Policias protegem argentinos - AP Photo - AP Photo
Policiais tiveram que usar escudos para proteger os argentinos
Imagem: AP Photo

“Eu não tinha condição de seguir jogando, foi algo muito inesperado", segue Mariano. "Agrediram meu pai, ele sofreu um corte grande, os tenistas chilenos entenderam minha situação e os companheiros de Argentina também”.

"Eu me lembro que não conseguimos parafusar as cadeiras, mas nunca pensei que realmente poderia ocorrer uma hecatombe como a que vivemos", afirmou recentemente ao jornal La Tercera José Ramón de Camino, então presidente da Federação Chilena de Tênis.

Os argentinos foram escoltados para os vestiários e mais confusão correu lá, até com troca de socos e diversos palavrões. Sentindo que as condições de segurança eram precárias e não havia garantias de que algo do gênero não voltaria a ocorrer, os dirigentes, os jogadores argentinos e o capitão Alejandro Gattiker decidiram que não jogariam os dois dias seguintes do duelo.

A Federação Internacional de Tênis (ITF) resolveu decretar a vitória chilena por 5 a 0, mas posteriormente puniu o Chile com dois anos atuando a portas fechadas. A Argentina então ficou na segunda divisão até o ano seguinte, quando obteve o acesso para o Grupo Mundial e desde então não saiu mais até chegar ao título de domingo.

"O lamentável episódio das “cadeiradas”, -apesar da reconciliação posterior, no “jogo da amizade”-, foi o ápice de exacerbação absurda da rivalidade entre chilenos e argentinos no esporte. Coincidiram uma série de fatores negativos: um ginásio sem condições; distribuição bebidas alcoólicas; presença de torcidas de futebol (Garra Blanca do Colo-Colo) e falta de experiência do árbitro geral. Nunca antes tínhamos observado um comportamento similar num confronto de tênis. O Chile tinha três jogadores que treinavam na Argentina: Marcelo Rios, Nicolas Massú e Fernando González. Um dos argentinos, Hernán Gumy, frequentava uma academia no Chile. Eles não só se conheciam bem como eram amigos fora da quadra. Infelizmente, ambas nações acabaram aprendendo uma lição da pior maneira possível", disse ao UOL Esporte o jornalista chileno Patricio de la Barra.

A opinião é a mesma de Zabaleta: “Foi algo bem particular daquele evento, tanto que jogamos depois no Chile muitos outros anos e não aconteceu nada.

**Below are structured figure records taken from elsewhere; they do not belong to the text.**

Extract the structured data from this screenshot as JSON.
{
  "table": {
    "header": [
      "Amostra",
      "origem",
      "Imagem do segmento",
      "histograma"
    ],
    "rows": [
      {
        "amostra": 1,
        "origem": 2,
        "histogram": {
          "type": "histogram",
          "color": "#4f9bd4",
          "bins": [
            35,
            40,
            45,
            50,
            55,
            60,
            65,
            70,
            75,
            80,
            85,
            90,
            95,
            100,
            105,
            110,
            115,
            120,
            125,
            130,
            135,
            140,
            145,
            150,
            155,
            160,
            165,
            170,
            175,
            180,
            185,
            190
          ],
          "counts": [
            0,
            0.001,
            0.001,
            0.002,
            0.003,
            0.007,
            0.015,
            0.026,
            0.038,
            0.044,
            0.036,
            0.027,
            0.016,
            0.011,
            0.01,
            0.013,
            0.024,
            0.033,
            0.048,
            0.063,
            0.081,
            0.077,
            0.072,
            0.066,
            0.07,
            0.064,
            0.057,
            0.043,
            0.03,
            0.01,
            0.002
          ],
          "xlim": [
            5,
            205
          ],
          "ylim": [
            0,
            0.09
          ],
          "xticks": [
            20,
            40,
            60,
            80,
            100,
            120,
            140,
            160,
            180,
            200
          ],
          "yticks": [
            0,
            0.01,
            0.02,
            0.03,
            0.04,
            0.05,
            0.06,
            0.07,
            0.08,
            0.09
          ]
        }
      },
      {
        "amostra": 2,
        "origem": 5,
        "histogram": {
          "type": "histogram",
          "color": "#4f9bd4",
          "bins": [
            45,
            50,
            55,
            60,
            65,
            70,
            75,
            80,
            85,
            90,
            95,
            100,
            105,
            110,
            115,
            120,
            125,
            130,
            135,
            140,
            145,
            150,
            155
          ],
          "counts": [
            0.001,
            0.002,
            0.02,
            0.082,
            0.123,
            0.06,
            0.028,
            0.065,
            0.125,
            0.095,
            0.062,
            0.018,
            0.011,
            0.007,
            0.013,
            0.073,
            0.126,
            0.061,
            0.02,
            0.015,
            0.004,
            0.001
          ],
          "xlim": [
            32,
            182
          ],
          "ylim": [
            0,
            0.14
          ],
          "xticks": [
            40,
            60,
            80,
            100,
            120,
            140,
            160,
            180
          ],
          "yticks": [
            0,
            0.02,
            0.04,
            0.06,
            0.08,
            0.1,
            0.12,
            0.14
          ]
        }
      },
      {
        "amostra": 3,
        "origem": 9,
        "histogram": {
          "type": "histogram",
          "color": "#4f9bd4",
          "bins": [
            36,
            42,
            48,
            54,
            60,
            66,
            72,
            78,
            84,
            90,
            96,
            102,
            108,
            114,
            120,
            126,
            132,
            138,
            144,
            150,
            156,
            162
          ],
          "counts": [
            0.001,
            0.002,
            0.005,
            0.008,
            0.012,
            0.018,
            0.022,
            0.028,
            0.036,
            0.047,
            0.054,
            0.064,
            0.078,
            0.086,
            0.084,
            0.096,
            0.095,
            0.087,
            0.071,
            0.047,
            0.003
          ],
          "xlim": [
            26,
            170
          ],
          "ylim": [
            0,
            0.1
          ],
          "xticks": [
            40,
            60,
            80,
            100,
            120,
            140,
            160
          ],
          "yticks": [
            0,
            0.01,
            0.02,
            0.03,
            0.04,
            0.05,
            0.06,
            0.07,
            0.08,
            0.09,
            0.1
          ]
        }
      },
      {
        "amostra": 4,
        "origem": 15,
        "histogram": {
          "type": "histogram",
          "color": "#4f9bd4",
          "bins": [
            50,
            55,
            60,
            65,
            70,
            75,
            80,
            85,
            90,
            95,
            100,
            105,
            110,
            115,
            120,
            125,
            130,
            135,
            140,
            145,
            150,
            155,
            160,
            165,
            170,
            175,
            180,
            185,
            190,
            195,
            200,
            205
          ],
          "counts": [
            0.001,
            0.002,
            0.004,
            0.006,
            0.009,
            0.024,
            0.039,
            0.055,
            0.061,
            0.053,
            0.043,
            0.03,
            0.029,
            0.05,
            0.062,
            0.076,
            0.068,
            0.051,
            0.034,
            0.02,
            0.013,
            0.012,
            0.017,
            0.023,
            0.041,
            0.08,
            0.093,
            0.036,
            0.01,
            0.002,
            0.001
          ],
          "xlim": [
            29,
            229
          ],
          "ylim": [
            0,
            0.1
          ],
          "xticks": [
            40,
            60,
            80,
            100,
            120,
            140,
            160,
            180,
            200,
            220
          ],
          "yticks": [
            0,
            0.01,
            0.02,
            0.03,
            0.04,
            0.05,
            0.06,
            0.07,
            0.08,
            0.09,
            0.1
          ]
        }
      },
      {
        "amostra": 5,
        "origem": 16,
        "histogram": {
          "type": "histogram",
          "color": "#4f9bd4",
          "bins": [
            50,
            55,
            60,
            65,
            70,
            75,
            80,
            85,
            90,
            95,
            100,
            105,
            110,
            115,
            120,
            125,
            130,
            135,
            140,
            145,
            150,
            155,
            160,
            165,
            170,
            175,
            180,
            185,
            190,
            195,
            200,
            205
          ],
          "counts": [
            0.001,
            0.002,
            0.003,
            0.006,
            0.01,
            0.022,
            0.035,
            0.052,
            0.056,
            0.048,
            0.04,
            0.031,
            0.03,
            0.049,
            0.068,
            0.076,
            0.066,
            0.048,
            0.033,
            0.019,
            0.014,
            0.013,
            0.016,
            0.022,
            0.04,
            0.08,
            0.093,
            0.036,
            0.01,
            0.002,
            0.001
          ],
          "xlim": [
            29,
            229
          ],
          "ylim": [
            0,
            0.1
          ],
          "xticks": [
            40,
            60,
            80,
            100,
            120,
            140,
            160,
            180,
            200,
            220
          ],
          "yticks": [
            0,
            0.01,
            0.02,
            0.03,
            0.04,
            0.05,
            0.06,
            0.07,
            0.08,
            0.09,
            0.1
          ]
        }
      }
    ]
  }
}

Foi um evento grande demais, e com um público que não era do tênis, porque o tênis historicamente não tem casos violentos assim. Não houve nada parecido antes e nem depois. O Chile não pôde jogar em casa nos anos seguintes e perdeu muito dinheiro com isso. Por sorte eles conseguiram se recuperar, pois o tênis da América do Sul precisa de adversários sempre fortes entre si”, disse.